Wanstead Park has had a variety of uses, styles and functions over hundreds of years. It has been a royal retreat, a deer park, a landscaped garden and, since 1882, a public open space managed as part of Epping Forest. Many surviving features of its long history are still there if you know where to find them!
If you enter Wanstead Park from its western end, through the Blake Hall entrance, you enter an area known as Reservoir Wood. Walk for perhaps 150 yards and you will come upon a magnificent oak to the right, with huge outstretched branches and with a newly cleared ‘halo’ around it. It is believed to be a ‘bundle tree’, which means it was not grown from one sapling but a number of young trees planted together in one hole. The object was to produce a large specimen tree with a spreading form, as all the stems merge into one huge, fluted trunk. This was a practice associated with the late Georgian landscaper Humphry Repton, and the tree is known as the ‘Repton Oak’ after him. Humphry Repton did produce proposals for Wanstead Park in 1813, in one of his last major projects, and the tree was probably planted not long after.
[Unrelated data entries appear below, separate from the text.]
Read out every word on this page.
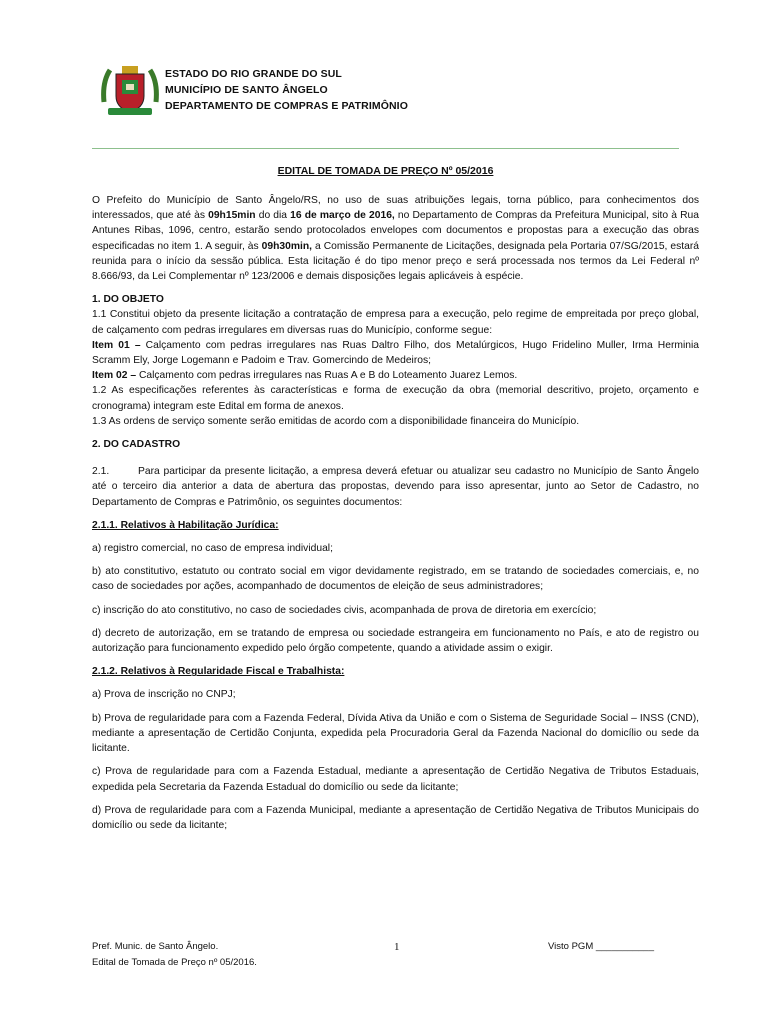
ESTADO DO RIO GRANDE DO SUL
MUNICÍPIO DE SANTO ÂNGELO
DEPARTAMENTO DE COMPRAS E PATRIMÔNIO
EDITAL DE TOMADA DE PREÇO Nº 05/2016

O Prefeito do Município de Santo Ângelo/RS, no uso de suas atribuições legais, torna público, para conhecimentos dos interessados, que até às 09h15min do dia 16 de março de 2016, no Departamento de Compras da Prefeitura Municipal, sito à Rua Antunes Ribas, 1096, centro, estarão sendo protocolados envelopes com documentos e propostas para a execução das obras especificadas no item 1. A seguir, às 09h30min, a Comissão Permanente de Licitações, designada pela Portaria 07/SG/2015, estará reunida para o início da sessão pública. Esta licitação é do tipo menor preço e será processada nos termos da Lei Federal nº 8.666/93, da Lei Complementar nº 123/2006 e demais disposições legais aplicáveis à espécie.

1. DO OBJETO

1.1 Constitui objeto da presente licitação a contratação de empresa para a execução, pelo regime de empreitada por preço global, de calçamento com pedras irregulares em diversas ruas do Município, conforme segue:

Item 01 – Calçamento com pedras irregulares nas Ruas Daltro Filho, dos Metalúrgicos, Hugo Fridelino Muller, Irma Herminia Scramm Ely, Jorge Logemann e Padoim e Trav. Gomercindo de Medeiros;

Item 02 – Calçamento com pedras irregulares nas Ruas A e B do Loteamento Juarez Lemos.

1.2 As especificações referentes às características e forma de execução da obra (memorial descritivo, projeto, orçamento e cronograma) integram este Edital em forma de anexos.

1.3 As ordens de serviço somente serão emitidas de acordo com a disponibilidade financeira do Município.

2. DO CADASTRO

2.1.	Para participar da presente licitação, a empresa deverá efetuar ou atualizar seu cadastro no Município de Santo Ângelo até o terceiro dia anterior a data de abertura das propostas, devendo para isso apresentar, junto ao Setor de Cadastro, no Departamento de Compras e Patrimônio, os seguintes documentos:

2.1.1. Relativos à Habilitação Jurídica:

a) registro comercial, no caso de empresa individual;

b) ato constitutivo, estatuto ou contrato social em vigor devidamente registrado, em se tratando de sociedades comerciais, e, no caso de sociedades por ações, acompanhado de documentos de eleição de seus administradores;

c) inscrição do ato constitutivo, no caso de sociedades civis, acompanhada de prova de diretoria em exercício;

d) decreto de autorização, em se tratando de empresa ou sociedade estrangeira em funcionamento no País, e ato de registro ou autorização para funcionamento expedido pelo órgão competente, quando a atividade assim o exigir.

2.1.2. Relativos à Regularidade Fiscal e Trabalhista:

a) Prova de inscrição no CNPJ;

b) Prova de regularidade para com a Fazenda Federal, Dívida Ativa da União e com o Sistema de Seguridade Social – INSS (CND), mediante a apresentação de Certidão Conjunta, expedida pela Procuradoria Geral da Fazenda Nacional do domicílio ou sede da licitante.

c) Prova de regularidade para com a Fazenda Estadual, mediante a apresentação de Certidão Negativa de Tributos Estaduais, expedida pela Secretaria da Fazenda Estadual do domicílio ou sede da licitante;

d) Prova de regularidade para com a Fazenda Municipal, mediante a apresentação de Certidão Negativa de Tributos Municipais do domicílio ou sede da licitante;

Pref. Munic. de Santo Ângelo.
Edital de Tomada de Preço nº 05/2016.
1	Visto PGM ___________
Reservoir Wood was named after a lake which once occupied the area. In fact, it stretched from the golf course to beyond Woodlands Avenue, and from Blake Hall Road to a large embankment, which is now cut by the path a little way beyond the Repton Oak. The Reservoir was drained by 1818, probably because of problems with the water supply. Its site was planted with a wood, perhaps to block the open view of Wanstead House from the public road.
The path continues to the east, past the Heronry Pond and, as you pass the second of the two islands, the Temple comes into view. Built around 1760, it seems originally to have been planned as a small building with an earth mound to the front, making it look as though it was sitting on top of a small hill, and looking like a beautiful Roman temple you would expect to see in the romantic 17th-century paintings by Lorrain and Poussin. At a slightly later date, or perhaps even while construction was still in progress, two brick wings were added, making the structure sit heavier within the landscape. Perhaps these were intended to house the menagerie, which we know the building was later used for.
Bearing around to the left of the Temple, taking the vehicle track to Warren Road, you will notice a huge evergreen tree, which is a yew. The path here leads past a big mound in the woods, which is covered in bluebells in the spring. This path leads out onto the Great Ride, and if you walk across the ride, you will find another, larger, mound. The two Mounts, as they were known, were roughly symmetrical features on either side of the Great Ride, designed to allow visitors to get above the highly formal garden to view the formal gardens, mazes and avenues. From above you could have made sense of the complex formal garden designs. The Mounts would have had a spiral path leading to their summits and the northern one seems to have been crowned by a little temple. Today, they are overgrown sentinels of a 300-year-old landscape that once covered huge areas, with avenues radiating out across Wanstead Flats to Leytonstone and Forest Gate.
The work of the Friends of Wanstead Parklands is to reveal these secrets in cooperation with the owners of the various parts of the park, the main owner being the Corporation of London. The landowners and other stakeholders, including the Friends, have jointly created a Parkland Plan, which sets out a long-term restoration and management programme that respects history, people and nature.